- Directed by: René Pujol
- Written by: Jacques Daniel-Norman André Mouëzy-Éon
- Starring: Bach Ginette Leclerc Paul Bernard
- Cinematography: Simon Hugo
- Music by: Vincent Scotto Jean Yatove
- Production company: BBB Films
- Release date: 20 November 1936;
- Running time: 89 minutes
- Country: France
- Language: French

= Bach the Detective =

1936 film

Bach the Detective (French: Bach détective) is a 1936 French comedy film directed by René Pujol and starring Bach, Ginette Leclerc and Paul Bernard. The film's sets were designed by the art director Emile Duquesne.

==Synopsis==
Narcisse works as a doorman for a firm of jewellers, but dreams of becoming a private detective.
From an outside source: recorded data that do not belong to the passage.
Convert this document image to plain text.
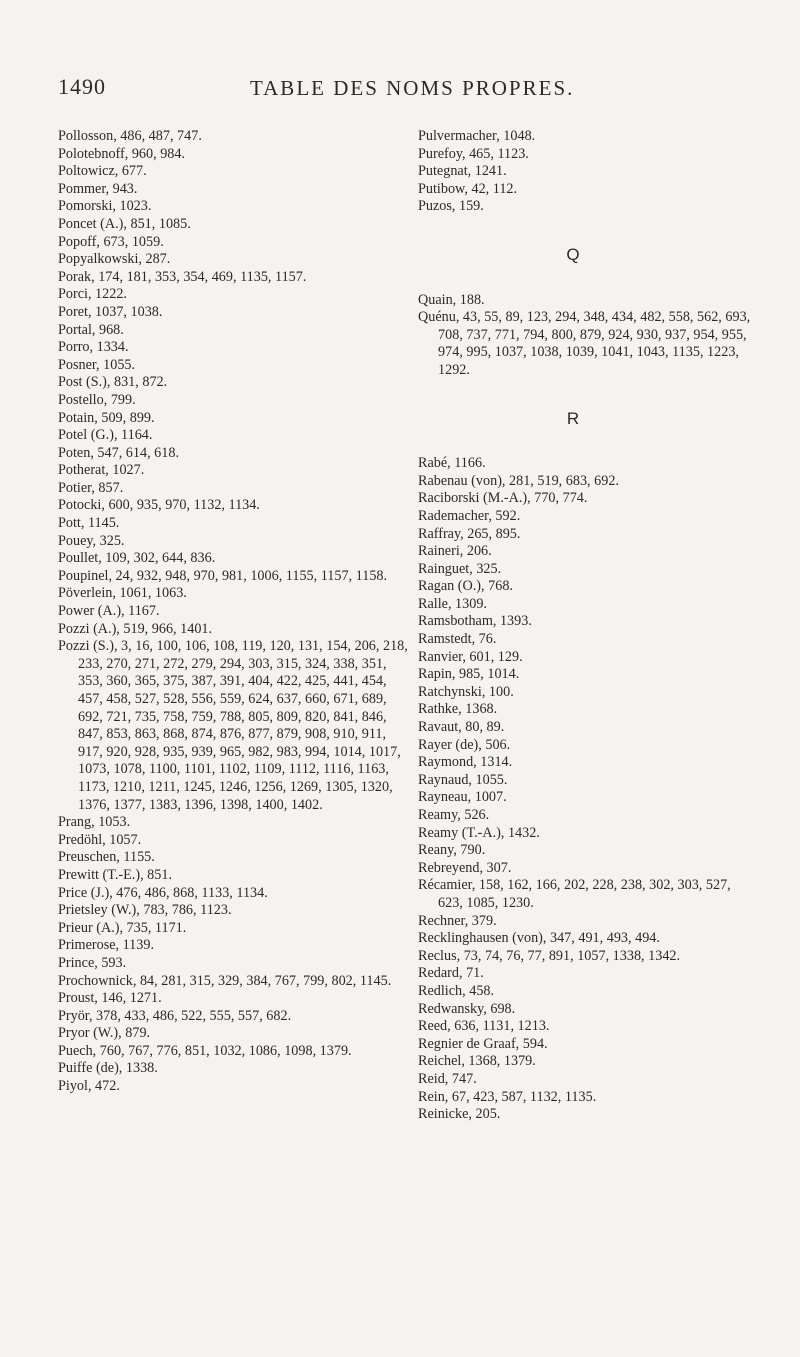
1490	TABLE DES NOMS PROPRES.

Pollosson, 486, 487, 747.

Polotebnoff, 960, 984.

Poltowicz, 677.

Pommer, 943.

Pomorski, 1023.

Poncet (A.), 851, 1085.

Popoff, 673, 1059.

Popyalkowski, 287.

Porak, 174, 181, 353, 354, 469, 1135, 1157.

Porci, 1222.

Poret, 1037, 1038.

Portal, 968.

Porro, 1334.

Posner, 1055.

Post (S.), 831, 872.

Postello, 799.

Potain, 509, 899.

Potel (G.), 1164.

Poten, 547, 614, 618.

Potherat, 1027.

Potier, 857.

Potocki, 600, 935, 970, 1132, 1134.

Pott, 1145.

Pouey, 325.

Poullet, 109, 302, 644, 836.

Poupinel, 24, 932, 948, 970, 981, 1006, 1155, 1157, 1158.

Pöverlein, 1061, 1063.

Power (A.), 1167.

Pozzi (A.), 519, 966, 1401.

Pozzi (S.), 3, 16, 100, 106, 108, 119, 120, 131, 154, 206, 218, 233, 270, 271, 272, 279, 294, 303, 315, 324, 338, 351, 353, 360, 365, 375, 387, 391, 404, 422, 425, 441, 454, 457, 458, 527, 528, 556, 559, 624, 637, 660, 671, 689, 692, 721, 735, 758, 759, 788, 805, 809, 820, 841, 846, 847, 853, 863, 868, 874, 876, 877, 879, 908, 910, 911, 917, 920, 928, 935, 939, 965, 982, 983, 994, 1014, 1017, 1073, 1078, 1100, 1101, 1102, 1109, 1112, 1116, 1163, 1173, 1210, 1211, 1245, 1246, 1256, 1269, 1305, 1320, 1376, 1377, 1383, 1396, 1398, 1400, 1402.

Prang, 1053.

Predöhl, 1057.

Preuschen, 1155.

Prewitt (T.-E.), 851.

Price (J.), 476, 486, 868, 1133, 1134.

Prietsley (W.), 783, 786, 1123.

Prieur (A.), 735, 1171.

Primerose, 1139.

Prince, 593.

Prochownick, 84, 281, 315, 329, 384, 767, 799, 802, 1145.

Proust, 146, 1271.

Pryör, 378, 433, 486, 522, 555, 557, 682.

Pryor (W.), 879.

Puech, 760, 767, 776, 851, 1032, 1086, 1098, 1379.

Puiffe (de), 1338.

Piyol, 472.

Pulvermacher, 1048.

Purefoy, 465, 1123.

Putegnat, 1241.

Putibow, 42, 112.

Puzos, 159.

Q

Quain, 188.

Quénu, 43, 55, 89, 123, 294, 348, 434, 482, 558, 562, 693, 708, 737, 771, 794, 800, 879, 924, 930, 937, 954, 955, 974, 995, 1037, 1038, 1039, 1041, 1043, 1135, 1223, 1292.

R

Rabé, 1166.

Rabenau (von), 281, 519, 683, 692.

Raciborski (M.-A.), 770, 774.

Rademacher, 592.

Raffray, 265, 895.

Raineri, 206.

Rainguet, 325.

Ragan (O.), 768.

Ralle, 1309.

Ramsbotham, 1393.

Ramstedt, 76.

Ranvier, 601, 129.

Rapin, 985, 1014.

Ratchynski, 100.

Rathke, 1368.

Ravaut, 80, 89.

Rayer (de), 506.

Raymond, 1314.

Raynaud, 1055.

Rayneau, 1007.

Reamy, 526.

Reamy (T.-A.), 1432.

Reany, 790.

Rebreyend, 307.

Récamier, 158, 162, 166, 202, 228, 238, 302, 303, 527, 623, 1085, 1230.

Rechner, 379.

Recklinghausen (von), 347, 491, 493, 494.

Reclus, 73, 74, 76, 77, 891, 1057, 1338, 1342.

Redard, 71.

Redlich, 458.

Redwansky, 698.

Reed, 636, 1131, 1213.

Regnier de Graaf, 594.

Reichel, 1368, 1379.

Reid, 747.

Rein, 67, 423, 587, 1132, 1135.

Reinicke, 205.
Het gets his break when he is employed by a detective agency and is able to clear the nephew of his former boss who has been wrongly accused of theft.

==Cast==
- Bach as Narcisse
- Paul Bernard as André
- Monique Bert as Mag
- Ginette Gaubert as Olga Worskaïa
- Louis Florencie as Baudry
- Armand Lurville as Lesueur
- Jacques Dumesnil as Stefani
- Ginette Leclerc as Zita
- Georges Prieur as Durandel
- Georges Morton as Olive
- Edmond Castel as M. Estrade
- Simone d'Arche as Dora
- Jules Moy as L'usurier
- Alexandre Mihalesco as L'extra
- Andrée Champeaux as L'amie du baron
- Rachel Devirys as La maîtresse de maison
- Yvonne Yma as Madame Estrade
- Georges Tréville as Le baron
- Jean Brochard as Le voyageur indisposé
- Ky Duyen as Le complice de Stefani
- Myno Burney as Vendeuse de la bijouterie
- Gabriel Farguette as Le fils de l'aubergiste
- René Novan as Tony
- Marcel Loche as Le domestique de Dora
- Albert Brouett as Un élève chez Lesueur
- Albert Broquin as Le distributeur de prospectus
- Paul Demange as M. Dubois
- Albert Malbert as Le gendarme
- Léon Larive as L'aubergiste

== Bibliography ==
- Dayna Oscherwitz & MaryEllen Higgins. The A to Z of French Cinema. Scarecrow Press, 2009.